Contradição na guerra às drogas
A medida ocorre em meio a uma ofensiva militar liderada por Trump contra supostos traficantes de drogas na América Latina, que já resultou em mais de 80 mortos em ataques a barcos no Caribe e no Pacífico. O ex-presidente americano afirmou ainda que os EUA podem iniciar "ataques terrestres" contra países como a Venezuela, acusados de produzir ou vender drogas ilegais.
Analistas veem um paradoxo evidente. "Realmente cria uma incoerência", afirma Rebecca Bill Chavez, ex-subsecretária de Defesa dos EUA e presidente do Diálogo Interamericano. A especialista questiona o uso de força letal contra traficantes de baixo escalão enquanto um chefe de Estado condenado por facilitar o mesmo comércio é perdoado.
O "narcoestado" hondurenho sob Hernández
As evidências apresentadas no tribunal federal de Nova York no ano passado foram contundentes. O júri declarou Hernández culpado, de forma unânime, por conspiração para o narcotráfico. O julgamento expôs a operação de um "narcoestado" no século XXI.
Durante sua presidência (2014-2022), Hernández se apresentava como aliado de Washington, mas, em conversas privadas, falava em "enfiar a droga nos gringos bem debaixo do nariz deles", segundo testemunhas.

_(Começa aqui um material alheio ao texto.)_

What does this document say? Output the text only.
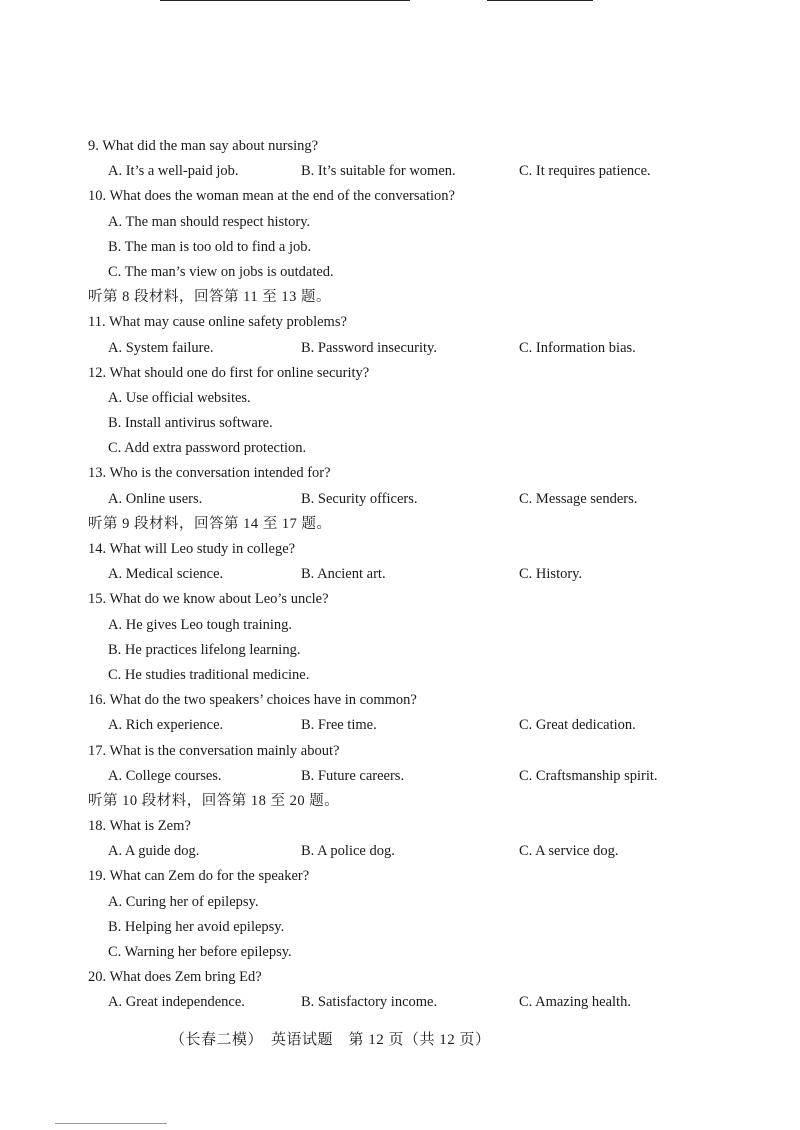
9. What did the man say about nursing?
A. It’s a well-paid job.	B. It’s suitable for women.	C. It requires patience.
10. What does the woman mean at the end of the conversation?
A. The man should respect history.
B. The man is too old to find a job.
C. The man’s view on jobs is outdated.
听第 8 段材料，回答第 11 至 13 题。
11. What may cause online safety problems?
A. System failure.	B. Password insecurity.	C. Information bias.
12. What should one do first for online security?
A. Use official websites.
B. Install antivirus software.
C. Add extra password protection.
13. Who is the conversation intended for?
A. Online users.	B. Security officers.	C. Message senders.
听第 9 段材料，回答第 14 至 17 题。
14. What will Leo study in college?
A. Medical science.	B. Ancient art.	C. History.
15. What do we know about Leo’s uncle?
A. He gives Leo tough training.
B. He practices lifelong learning.
C. He studies traditional medicine.
16. What do the two speakers’ choices have in common?
A. Rich experience.	B. Free time.	C. Great dedication.
17. What is the conversation mainly about?
A. College courses.	B. Future careers.	C. Craftsmanship spirit.
听第 10 段材料，回答第 18 至 20 题。
18. What is Zem?
A. A guide dog.	B. A police dog.	C. A service dog.
19. What can Zem do for the speaker?
A. Curing her of epilepsy.
B. Helping her avoid epilepsy.
C. Warning her before epilepsy.
20. What does Zem bring Ed?
A. Great independence.	B. Satisfactory income.	C. Amazing health.
（长春二模）　英语试题　第 12 页（共 12 页）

Provações mostraram que ele recebia malas de dinheiro de narcotraficantes e que sua campanha presidencial de 2013 recebeu US$ 1 milhão do cartel de Sinaloa, de Joaquín "El Chapo" Guzmán.
As drogas cruzavam Honduras por terra, ar e mar com a conivência do Estado, que pavimentou estradas em áreas remotas e permitiu o controle de pistas e portos por traficantes. A violência associada ao narcotráfico fez de Honduras o país com a maior taxa de homicídios do mundo na última década.
Reações e questionamentos políticos
Após o indulto, Trump disse se sentir "muito bem" com a decisão, classificando o processo contra Hernández como uma "horrível caça às bruxas" do governo Biden. O ex-presidente hondurenho, que sempre se declarou inocente, havia escrito uma carta a Trump em outubro alegando ser vítima de perseguição política.
A decisão, contudo, gerou mal-estar até entre aliados de Trump. O senador republicano Thom Tillis afirmou que o perdão "passa uma mensagem horrível". Já o senador Bill Cassidy questionou no X: "Por que concederíamos indulto a esse homem e depois iríamos atrás de Maduro por tráfico de drogas nos EUA?".
Christopher Sabatini, pesquisador da Chatham House, acredita que a ação de Trump "não se trata realmente de uma guerra contra as drogas". Para ele, é uma questão de partidarismo e de forçar governos da região a apoiá-lo, evidenciando uma seletividade política na abordagem ao narcotráfico.